I do not know who the first dolphin thinker was. But I believe I’ve talked to more than a few. In my books, I’ve sought to augment their insights with personal experiences of my own.

I’m very fortunate in that, as an itinerant philosopher and instructor of thinking skills, I get to commingle regularly with ambitious souls who want to “be the best they can be,” always searching, probing, inquiring . . . always thinking about how most effectively to discard the old and move on to the new.

I have no scientific survey of the world’s seven-plus billions to offer (and know of no way to structure or finance one anytime soon). And I freely acknowledge that my personal universe is a long way from reflecting the whole. But I offer this educated guess: that 5 to 8 percent of the adult population of the world’s economically advanced countries are capable of making the momentous leap to dolphin waters.
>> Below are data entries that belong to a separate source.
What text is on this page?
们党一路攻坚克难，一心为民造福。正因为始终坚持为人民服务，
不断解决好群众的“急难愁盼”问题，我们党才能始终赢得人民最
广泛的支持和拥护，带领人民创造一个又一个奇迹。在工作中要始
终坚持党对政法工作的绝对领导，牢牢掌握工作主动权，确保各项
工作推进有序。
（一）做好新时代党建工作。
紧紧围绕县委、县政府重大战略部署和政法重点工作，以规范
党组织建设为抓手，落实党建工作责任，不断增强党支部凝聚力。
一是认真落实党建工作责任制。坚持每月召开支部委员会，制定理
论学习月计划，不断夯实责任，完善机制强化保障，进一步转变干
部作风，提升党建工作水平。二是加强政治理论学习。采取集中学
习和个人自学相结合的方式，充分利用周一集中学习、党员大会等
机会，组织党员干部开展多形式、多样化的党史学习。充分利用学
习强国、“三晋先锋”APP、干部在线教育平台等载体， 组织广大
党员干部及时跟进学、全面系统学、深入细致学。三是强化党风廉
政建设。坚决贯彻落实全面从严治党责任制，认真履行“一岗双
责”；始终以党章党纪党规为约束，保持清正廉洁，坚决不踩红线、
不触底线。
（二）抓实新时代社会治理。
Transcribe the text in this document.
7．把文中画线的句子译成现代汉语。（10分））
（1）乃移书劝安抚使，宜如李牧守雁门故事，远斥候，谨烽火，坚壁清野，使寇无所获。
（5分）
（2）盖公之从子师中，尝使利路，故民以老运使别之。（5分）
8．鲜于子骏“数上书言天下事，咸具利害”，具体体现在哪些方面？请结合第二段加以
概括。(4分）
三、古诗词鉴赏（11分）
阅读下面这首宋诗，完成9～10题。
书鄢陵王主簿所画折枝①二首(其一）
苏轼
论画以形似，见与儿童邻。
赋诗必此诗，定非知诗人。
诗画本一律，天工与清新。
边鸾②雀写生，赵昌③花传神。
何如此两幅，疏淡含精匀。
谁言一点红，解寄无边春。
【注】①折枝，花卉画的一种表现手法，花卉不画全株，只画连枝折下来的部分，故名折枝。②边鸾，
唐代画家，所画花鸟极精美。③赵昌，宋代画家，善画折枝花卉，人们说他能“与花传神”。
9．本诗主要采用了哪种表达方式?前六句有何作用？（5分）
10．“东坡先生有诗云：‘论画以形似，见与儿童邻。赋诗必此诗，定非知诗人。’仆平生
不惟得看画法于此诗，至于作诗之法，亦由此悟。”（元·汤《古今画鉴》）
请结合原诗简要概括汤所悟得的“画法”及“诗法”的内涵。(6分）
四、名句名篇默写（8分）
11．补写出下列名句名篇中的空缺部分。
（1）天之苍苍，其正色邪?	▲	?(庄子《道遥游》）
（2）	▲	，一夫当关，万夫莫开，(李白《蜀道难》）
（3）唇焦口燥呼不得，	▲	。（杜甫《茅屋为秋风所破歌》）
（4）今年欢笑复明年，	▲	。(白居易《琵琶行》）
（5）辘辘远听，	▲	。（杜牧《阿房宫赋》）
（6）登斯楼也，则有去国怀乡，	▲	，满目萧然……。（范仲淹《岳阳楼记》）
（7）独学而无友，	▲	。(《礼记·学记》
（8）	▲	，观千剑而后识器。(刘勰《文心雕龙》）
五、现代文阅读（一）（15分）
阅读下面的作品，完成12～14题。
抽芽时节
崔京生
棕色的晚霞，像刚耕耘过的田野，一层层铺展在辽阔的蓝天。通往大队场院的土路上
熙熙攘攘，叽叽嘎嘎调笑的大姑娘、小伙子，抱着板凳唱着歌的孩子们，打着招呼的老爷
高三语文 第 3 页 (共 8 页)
Those who succeed don’t regularly make the headlines or the talk shows or otherwise stand out in the media because their serious thoughts about issues and solutions typically find few hospitable receptors in the brains of interviewers or reporters—being too broad, early, radical, difficult, complex or indecipherable, or some mix of all this. But, if nothing else, the explosive rate of change in the new millennium is one indication that a growing number of these kinds of minds is around.

At the end of my demonstration with the bowls and marbles, I give all my participants a marble of their own and invite them to place it in my out-sized bowl.

“Something new is here,” I observe. “And given what’s happening and what’s needed in our world, the arrival of dolphin thinking skills is very timely.”